Principles are constants. They do not change from problem to problem. Likewise, the cause-and-effect principle is fundamental to all problems. It doesn’t change from one problem to the next. The cause-and-effect principle can be universally applied to equipment failures, supply chain problems, production outages, customer service issues and people problems. By focusing on the principle of cause-and-effect an organization can develop a consistent approach to investigate and solve all problems.
There is a truth to any incident that has already happened. The layout of a town is the truth. Creating a map of that town is truly an objective exercise because the roads already exist in a particular way. The map should match the actual layout of the town, just as the investigation should match the incident that occurred.
Many people think of cause-and-effect as a linear relationship, where an effect has a cause. In fact, cause-and-effect relationships connect based on the principle of a system. A system has parts just like an effect has causes. The equipment downtime was because a part failed. We find that the part failed because of fatigue. The next question is “Why did it fatigue?” and the why questions can keep going. Most organizations mistakenly believe that an investigation is about finding the one cause - or “root cause.” An effect doesn’t have one cause, an effect has causes. The causes reveal different ways that the problem can be solved.
The word analysis means to break down into parts. Failure analysis, problem analysis and root cause analysis all start with a problem which is then broken down into its parts. The parts of a problem are the causes. The more severe the incident the more detail that is added to the investigation.

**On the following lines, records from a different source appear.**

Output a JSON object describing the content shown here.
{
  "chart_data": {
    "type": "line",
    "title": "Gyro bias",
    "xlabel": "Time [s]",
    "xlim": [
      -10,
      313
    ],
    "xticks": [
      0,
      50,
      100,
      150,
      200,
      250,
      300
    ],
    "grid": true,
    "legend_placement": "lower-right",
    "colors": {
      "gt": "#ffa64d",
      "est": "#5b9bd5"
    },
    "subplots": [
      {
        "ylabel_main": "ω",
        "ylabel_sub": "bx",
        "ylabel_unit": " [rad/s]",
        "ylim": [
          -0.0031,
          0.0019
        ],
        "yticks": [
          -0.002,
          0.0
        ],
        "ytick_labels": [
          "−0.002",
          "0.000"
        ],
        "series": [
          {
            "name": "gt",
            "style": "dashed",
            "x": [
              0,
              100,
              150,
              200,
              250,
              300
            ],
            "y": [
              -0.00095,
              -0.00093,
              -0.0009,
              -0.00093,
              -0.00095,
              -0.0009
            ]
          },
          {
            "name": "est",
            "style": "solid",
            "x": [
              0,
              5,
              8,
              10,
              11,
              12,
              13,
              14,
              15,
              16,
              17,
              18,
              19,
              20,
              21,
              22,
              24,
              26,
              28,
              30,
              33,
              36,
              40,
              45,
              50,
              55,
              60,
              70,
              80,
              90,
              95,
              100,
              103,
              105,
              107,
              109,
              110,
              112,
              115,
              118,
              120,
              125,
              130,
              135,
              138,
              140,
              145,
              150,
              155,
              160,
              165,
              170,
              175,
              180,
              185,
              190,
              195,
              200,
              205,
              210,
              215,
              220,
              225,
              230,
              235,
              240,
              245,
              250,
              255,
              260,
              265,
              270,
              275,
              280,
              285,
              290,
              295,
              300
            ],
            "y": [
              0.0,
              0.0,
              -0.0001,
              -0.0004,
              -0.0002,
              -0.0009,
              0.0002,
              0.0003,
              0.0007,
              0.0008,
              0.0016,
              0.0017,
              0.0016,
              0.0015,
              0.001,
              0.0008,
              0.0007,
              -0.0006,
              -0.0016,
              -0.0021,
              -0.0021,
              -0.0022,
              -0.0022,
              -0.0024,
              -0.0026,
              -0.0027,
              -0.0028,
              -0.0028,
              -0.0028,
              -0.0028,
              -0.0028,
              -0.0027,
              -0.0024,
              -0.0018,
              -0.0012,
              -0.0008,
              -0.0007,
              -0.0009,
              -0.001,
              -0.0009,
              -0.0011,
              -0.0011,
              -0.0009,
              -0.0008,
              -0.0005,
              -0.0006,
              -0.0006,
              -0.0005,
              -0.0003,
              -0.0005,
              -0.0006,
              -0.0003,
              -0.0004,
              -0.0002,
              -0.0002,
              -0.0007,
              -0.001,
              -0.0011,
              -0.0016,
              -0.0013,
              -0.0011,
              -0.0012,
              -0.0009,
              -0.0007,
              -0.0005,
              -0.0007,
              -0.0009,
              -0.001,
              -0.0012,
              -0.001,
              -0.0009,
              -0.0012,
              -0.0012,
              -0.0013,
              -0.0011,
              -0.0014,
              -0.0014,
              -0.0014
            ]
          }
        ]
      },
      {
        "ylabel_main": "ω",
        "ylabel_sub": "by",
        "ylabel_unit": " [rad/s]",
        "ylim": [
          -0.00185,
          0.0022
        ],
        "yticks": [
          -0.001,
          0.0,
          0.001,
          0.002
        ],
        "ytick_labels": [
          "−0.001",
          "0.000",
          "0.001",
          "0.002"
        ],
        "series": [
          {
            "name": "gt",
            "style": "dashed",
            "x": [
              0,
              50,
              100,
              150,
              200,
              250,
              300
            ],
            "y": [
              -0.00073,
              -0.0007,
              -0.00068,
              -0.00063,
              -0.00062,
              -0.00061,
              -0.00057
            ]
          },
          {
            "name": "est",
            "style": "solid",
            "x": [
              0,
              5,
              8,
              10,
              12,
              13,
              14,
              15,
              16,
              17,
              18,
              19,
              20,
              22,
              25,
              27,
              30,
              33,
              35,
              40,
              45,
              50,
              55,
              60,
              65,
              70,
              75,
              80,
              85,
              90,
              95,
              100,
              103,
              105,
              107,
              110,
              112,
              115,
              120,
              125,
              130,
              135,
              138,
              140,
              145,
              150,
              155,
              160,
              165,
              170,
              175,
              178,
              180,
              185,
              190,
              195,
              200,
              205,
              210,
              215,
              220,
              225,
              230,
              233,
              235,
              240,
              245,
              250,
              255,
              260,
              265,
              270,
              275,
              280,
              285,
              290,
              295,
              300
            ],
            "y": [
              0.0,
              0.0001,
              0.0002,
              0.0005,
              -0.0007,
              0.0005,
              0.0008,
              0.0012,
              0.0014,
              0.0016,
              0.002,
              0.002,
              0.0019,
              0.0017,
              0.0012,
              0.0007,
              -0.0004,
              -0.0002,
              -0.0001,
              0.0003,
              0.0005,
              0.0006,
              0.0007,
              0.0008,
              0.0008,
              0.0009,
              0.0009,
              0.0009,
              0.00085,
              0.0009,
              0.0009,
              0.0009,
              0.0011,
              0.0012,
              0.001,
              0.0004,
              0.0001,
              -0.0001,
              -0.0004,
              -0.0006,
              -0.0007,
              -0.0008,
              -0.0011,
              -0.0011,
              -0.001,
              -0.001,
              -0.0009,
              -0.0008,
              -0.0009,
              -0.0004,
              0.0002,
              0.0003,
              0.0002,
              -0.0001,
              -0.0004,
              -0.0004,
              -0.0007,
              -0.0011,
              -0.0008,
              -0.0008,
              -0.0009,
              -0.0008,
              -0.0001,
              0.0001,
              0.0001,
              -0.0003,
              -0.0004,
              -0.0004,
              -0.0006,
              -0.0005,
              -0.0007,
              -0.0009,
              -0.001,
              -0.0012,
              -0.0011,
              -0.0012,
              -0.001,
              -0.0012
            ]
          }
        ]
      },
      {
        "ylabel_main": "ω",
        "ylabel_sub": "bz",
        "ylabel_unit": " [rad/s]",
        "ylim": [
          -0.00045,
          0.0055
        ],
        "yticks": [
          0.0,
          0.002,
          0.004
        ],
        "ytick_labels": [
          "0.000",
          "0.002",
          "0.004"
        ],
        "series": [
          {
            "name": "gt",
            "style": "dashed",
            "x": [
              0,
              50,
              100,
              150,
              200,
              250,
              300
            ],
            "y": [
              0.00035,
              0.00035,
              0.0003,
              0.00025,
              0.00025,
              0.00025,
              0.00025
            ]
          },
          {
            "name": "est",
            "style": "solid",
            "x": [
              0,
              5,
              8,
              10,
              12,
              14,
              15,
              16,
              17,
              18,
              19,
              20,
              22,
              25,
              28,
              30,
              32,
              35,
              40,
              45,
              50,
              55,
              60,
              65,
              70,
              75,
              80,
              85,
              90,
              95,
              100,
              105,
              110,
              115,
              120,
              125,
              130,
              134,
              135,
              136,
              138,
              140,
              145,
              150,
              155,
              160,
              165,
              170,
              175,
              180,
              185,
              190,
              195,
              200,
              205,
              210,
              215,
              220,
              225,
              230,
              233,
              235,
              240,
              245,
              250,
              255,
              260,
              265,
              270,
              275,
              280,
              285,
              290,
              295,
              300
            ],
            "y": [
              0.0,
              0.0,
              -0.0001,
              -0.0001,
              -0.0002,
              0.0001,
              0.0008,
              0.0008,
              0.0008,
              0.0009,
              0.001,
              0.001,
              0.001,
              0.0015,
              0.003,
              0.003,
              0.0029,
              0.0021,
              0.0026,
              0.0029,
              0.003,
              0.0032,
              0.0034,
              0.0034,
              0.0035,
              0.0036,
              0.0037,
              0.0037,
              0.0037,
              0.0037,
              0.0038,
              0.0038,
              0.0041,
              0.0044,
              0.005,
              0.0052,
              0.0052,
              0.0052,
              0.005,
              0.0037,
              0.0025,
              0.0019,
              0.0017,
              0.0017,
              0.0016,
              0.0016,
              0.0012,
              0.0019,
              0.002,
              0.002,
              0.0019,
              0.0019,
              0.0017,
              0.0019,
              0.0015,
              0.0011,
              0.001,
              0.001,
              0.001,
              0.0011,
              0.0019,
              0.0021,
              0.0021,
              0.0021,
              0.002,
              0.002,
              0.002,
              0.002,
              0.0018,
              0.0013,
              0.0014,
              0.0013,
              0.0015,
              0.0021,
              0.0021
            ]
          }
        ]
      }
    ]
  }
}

A common mistake that organizations make in investigations is the tendency to categorize an entire incident into one cause. As an incident is broken down into detail, more and more causes are revealed. Understanding these detailed causes reveals additional ways that the problem could possibly be solved. As the causes get more specific the solutions also get more specific. Problems are not solved in general. Problems are solved when specific action is taken. “The devil is in the details.”
Organizations may try to group an entire investigation into one category. This makes the incident more general, not more specific. The five favorite generalizations organizations mistakenly use are human error, procedure not followed, equipment failure, training inadequate and design. Many groups believe that the end of an investigation has been reached if they can get to one of these five categories. Don’t stop too early – ask two or three more why questions to get more specific information.